A 10-story structure built from mass timber produced by the Lyons-based company Freres Engineered Wood was constructed on the shake pad in San Diego as part of the Natural Hazards Engineering Research Infrastructure (NHERI) TallWood project

The project is headed by Dr. Shiling Pei from the Department of Civil and Environmental Engineering at the Colorado School of Mines. He and a host of other collaborators and researchers from around the country wanted to know how mass timber would fare when jostled by large tremors. 

Mass timber is becoming a popular building material and is considered to be a greener and faster alternative to building structures using steel and concrete. It’s made from layers of wood bonded together.

New building codes have been recently updated to allow more mass-timber high-rise buildings to be constructed in the United States. Because of this, many have wondered how the material would withstand an earthquake. 

“Mass timber is part of a massive trend in architecture and construction, but the seismic performance of tall buildings made with these new systems is not as well understood as other existing building systems,” Pei said. 

The structure Pei and his team tested was a rocking wall lateral system that would be suitable for regions where the risk of an earthquake is high. 

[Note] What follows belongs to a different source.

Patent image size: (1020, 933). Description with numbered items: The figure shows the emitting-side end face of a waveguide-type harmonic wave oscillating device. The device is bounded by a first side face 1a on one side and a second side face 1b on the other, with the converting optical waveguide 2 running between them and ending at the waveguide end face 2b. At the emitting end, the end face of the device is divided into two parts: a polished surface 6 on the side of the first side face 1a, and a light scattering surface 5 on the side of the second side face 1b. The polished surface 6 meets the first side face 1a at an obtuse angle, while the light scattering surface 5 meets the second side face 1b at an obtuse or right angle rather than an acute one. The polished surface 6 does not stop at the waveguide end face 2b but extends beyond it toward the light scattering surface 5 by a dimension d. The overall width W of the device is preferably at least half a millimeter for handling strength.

The building was designed so that the damage caused by an earthquake would be minimal and could be repaired quickly. 

The rocking wall system was made of a solid wood wall panel anchored to the ground using steel cables or rods with large tension forces in them. 

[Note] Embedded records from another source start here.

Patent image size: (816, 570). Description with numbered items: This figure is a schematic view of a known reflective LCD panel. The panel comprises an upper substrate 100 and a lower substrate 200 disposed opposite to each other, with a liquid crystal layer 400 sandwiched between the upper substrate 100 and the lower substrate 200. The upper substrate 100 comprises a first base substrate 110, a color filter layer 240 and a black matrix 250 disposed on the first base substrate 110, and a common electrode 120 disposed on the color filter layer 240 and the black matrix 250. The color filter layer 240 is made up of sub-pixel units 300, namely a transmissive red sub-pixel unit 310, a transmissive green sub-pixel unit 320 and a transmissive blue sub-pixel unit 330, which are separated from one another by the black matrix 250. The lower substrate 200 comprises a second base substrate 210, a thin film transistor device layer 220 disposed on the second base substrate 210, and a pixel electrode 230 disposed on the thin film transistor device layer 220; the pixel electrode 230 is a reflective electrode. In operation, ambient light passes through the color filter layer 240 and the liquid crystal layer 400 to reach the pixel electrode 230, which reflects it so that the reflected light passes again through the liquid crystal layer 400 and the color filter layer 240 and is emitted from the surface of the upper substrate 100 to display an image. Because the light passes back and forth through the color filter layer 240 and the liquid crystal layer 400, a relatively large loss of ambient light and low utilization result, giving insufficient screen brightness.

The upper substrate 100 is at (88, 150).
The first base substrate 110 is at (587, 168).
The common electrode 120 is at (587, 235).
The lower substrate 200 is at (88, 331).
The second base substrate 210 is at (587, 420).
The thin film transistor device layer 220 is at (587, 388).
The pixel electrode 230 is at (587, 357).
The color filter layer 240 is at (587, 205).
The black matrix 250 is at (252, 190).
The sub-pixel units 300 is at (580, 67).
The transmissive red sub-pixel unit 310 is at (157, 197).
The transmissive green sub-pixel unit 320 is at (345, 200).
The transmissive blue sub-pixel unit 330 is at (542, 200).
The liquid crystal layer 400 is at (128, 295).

“When exposed to lateral forces, the wood wall panels will rock back and forth – which reduces earthquake impacts – and then the steel rods will pull the building back to plumb once the earthquake passes,” Pei explained. 

Shake testing on the platform began in late April. On Tuesday, May 9, the building went through two tests: one replicated the 6.7-magnitude Northridge earthquake that occurred in 1994 near Los Angeles and the second replicated the 7.7-magnitude Chi Chi earthquake that occurred in Japan in 1999. 

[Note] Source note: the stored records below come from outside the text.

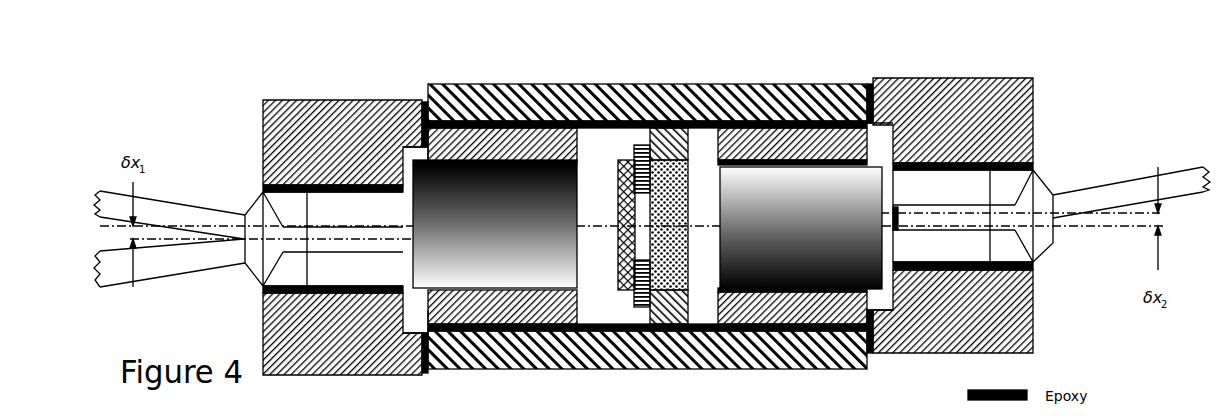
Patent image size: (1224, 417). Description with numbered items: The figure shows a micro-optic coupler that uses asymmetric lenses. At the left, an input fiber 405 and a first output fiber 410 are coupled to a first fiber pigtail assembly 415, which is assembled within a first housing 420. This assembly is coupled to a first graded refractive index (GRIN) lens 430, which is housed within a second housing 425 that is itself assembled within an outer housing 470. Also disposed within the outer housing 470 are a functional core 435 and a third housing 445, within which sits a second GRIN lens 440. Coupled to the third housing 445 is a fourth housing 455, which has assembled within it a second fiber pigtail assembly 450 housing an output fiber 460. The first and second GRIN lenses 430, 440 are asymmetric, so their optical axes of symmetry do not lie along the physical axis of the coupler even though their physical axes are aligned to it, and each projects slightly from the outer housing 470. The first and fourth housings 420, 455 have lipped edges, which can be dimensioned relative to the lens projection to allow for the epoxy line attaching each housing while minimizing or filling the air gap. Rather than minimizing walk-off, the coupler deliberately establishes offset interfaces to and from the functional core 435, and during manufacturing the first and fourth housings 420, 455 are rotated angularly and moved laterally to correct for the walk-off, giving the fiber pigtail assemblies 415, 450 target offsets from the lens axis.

The input fiber 405 is at (178, 210).
The first output fiber 410 is at (213, 253).
The first fiber pigtail assembly 415 is at (328, 210).
The first housing 420 is at (365, 100).
The second housing 425 is at (580, 217).
The first graded refractive index (GRIN) lens 430 is at (598, 182).
The functional core 435 is at (672, 145).
The second GRIN lens 440 is at (716, 207).
The third housing 445 is at (722, 372).
The second fiber pigtail assembly 450 is at (935, 192).
The fourth housing 455 is at (1008, 78).
The output fiber 460 is at (1130, 193).
The outer housing 470 is at (790, 100).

The TallWood project withstood both quakes. 

According to a press release from NEHRI TallWood, the structure will undergo tests for a range of earthquake magnitudes on the Richter scale, from magnitude 4 to magnitude 8. 

After learning the building made of his company’s wood had withstood the two strong tests Tuesday, Tyler Freres, vice president of sales for Freres Engineer Wood, said, “Seismic resiliency is of utmost importance, not only from a health and safety perspective but also from a societal cost standpoint. If we can design new buildings that are habitable after a significant seismic event we will reduce human casualties from natural disasters and reduce cost for reconstruction. As we have seen from our own local natural disasters, the wildfires, people are displaced for years, not days. This would help minimize suffering significantly for people involved in an earthquake.” 

The project is being funded by grants from the National Science Foundation and researchers from Oregon State University and a consortium of other universities have been collaborating on the construction and research.